Crunchy Vietnamese Cabbage Salad With Pan-Seared Tofu

Yield 4 servings

Time 30 minutes

  • 3 ½ tablespoons soy sauce
  • 2 teaspoons light brown sugar
  • 2 teaspoons Asian fish sauce
  •  Zest and juice of 1 lime
  • ½ jalapeño, seeded and minced
  • 1 garlic clove, minced
  • 4 tablespoons peanut oil
  • ½ pound extra-firm tofu, cut into slabs, 3/4 inch thick
  • 6 cups shredded cabbage
  • 1 large carrot, grated
  •  cup coarsely chopped roasted, salted peanuts, plus more to serve
  • 2 tablespoons chopped cilantro, plus more to serve.
  1. To make the vinaigrette, whisk together 2 tablespoons soy sauce, brown sugar, 1 1/2 teaspoons fish sauce, lime zest and juice, jalapeño and garlic.

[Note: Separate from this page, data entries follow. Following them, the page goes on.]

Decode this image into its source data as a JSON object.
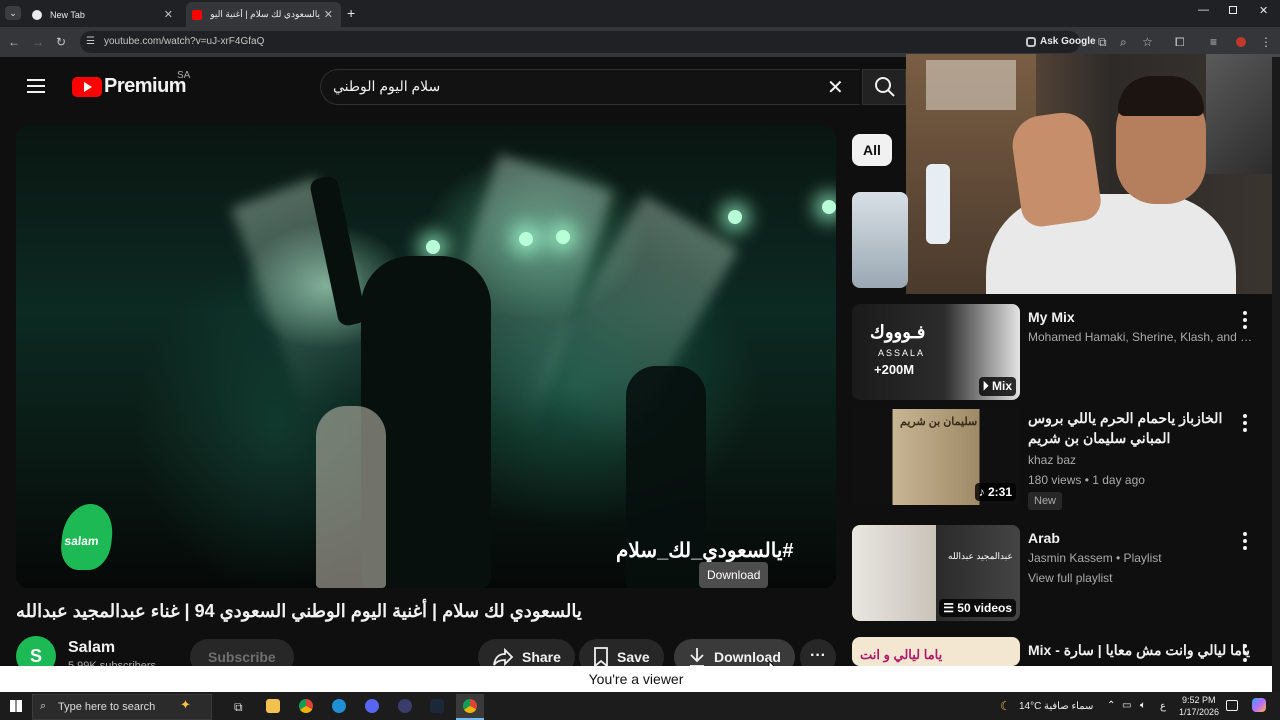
{
  "browser": {
    "tabs": [
      {
        "label": "New Tab"
      },
      {
        "label": "يالسعودي لك سلام | أغنية اليوم ال"
      }
    ],
    "url": "youtube.com/watch?v=uJ-xrF4GfaQ",
    "ask_google": "Ask Google"
  },
  "header": {
    "logo_text": "Premium",
    "region": "SA",
    "search_value": "سلام اليوم الوطني"
  },
  "player": {
    "hashtag": "#يالسعودي_لك_سلام",
    "channel_watermark": "salam",
    "tooltip": "Download"
  },
  "video": {
    "title": "يالسعودي لك سلام | أغنية اليوم الوطني السعودي 94 | غناء عبدالمجيد عبدالله",
    "channel_name": "Salam",
    "channel_initial": "S",
    "subscribers": "5.99K subscribers",
    "subscribe_label": "Subscribe",
    "share_label": "Share",
    "save_label": "Save",
    "download_label": "Download"
  },
  "sidebar": {
    "chips": [
      {
        "label": "All"
      }
    ],
    "items": [
      {
        "title": "My Mix",
        "meta1": "Mohamed Hamaki, Sherine, Klash, and m...",
        "overlay": "Mix",
        "thumb_text": "فـوووك",
        "thumb_sub": "ASSALA",
        "thumb_views": "+200M"
      },
      {
        "title": "الخازباز  ياحمام الحرم ياللي بروس المباني سليمان بن شريم",
        "meta1": "khaz baz",
        "meta2": "180 views • 1 day ago",
        "badge": "New",
        "duration": "2:31",
        "thumb_text": "سليمان بن شريم"
      },
      {
        "title": "Arab",
        "meta1": "Jasmin Kassem • Playlist",
        "meta2": "View full playlist",
        "overlay": "50 videos",
        "thumb_text": "عبدالمجيد عبدالله"
      },
      {
        "title": "Mix - ياما ليالي وانت مش معايا | سارة هيثم",
        "thumb_text": "ياما ليالي و انت"
      }
    ]
  },
  "viewer_bar": "You're a viewer",
  "taskbar": {
    "search_placeholder": "Type here to search",
    "temperature": "14°C",
    "weather": "سماء صافية",
    "lang": "ع",
    "time": "9:52 PM",
    "date": "1/17/2026"
  },
  "colors": {
    "yt_red": "#ff0000",
    "bg": "#0f0f0f",
    "chip_active": "#f1f1f1",
    "salam_green": "#1db954"
  }
}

Whisk in 3 tablespoons peanut oil.Pat the tofu dry with paper towels.
  2. Heat the remaining 1 tablespoon peanut oil in a large skillet, preferably nonstick. When it shimmers, add the tofu. Cook 3 minutes without moving, until golden brown on the bottom. Flip and cook 2 minutes more.
  3. Transfer to a paper towel-lined plate. In a small bowl, whisk together the remaining 1 1/2 tablespoons soy sauce and 1/2 teaspoon fish sauce. Move the tofu to a cutting board, and brush both sides of each slice generously with this mixture. Cut tofu into bite-size pieces.In a large bowl, toss together tofu, cabbage, carrot, peanuts, cilantro and vinaigrette. Garnish with more peanuts and cilantro.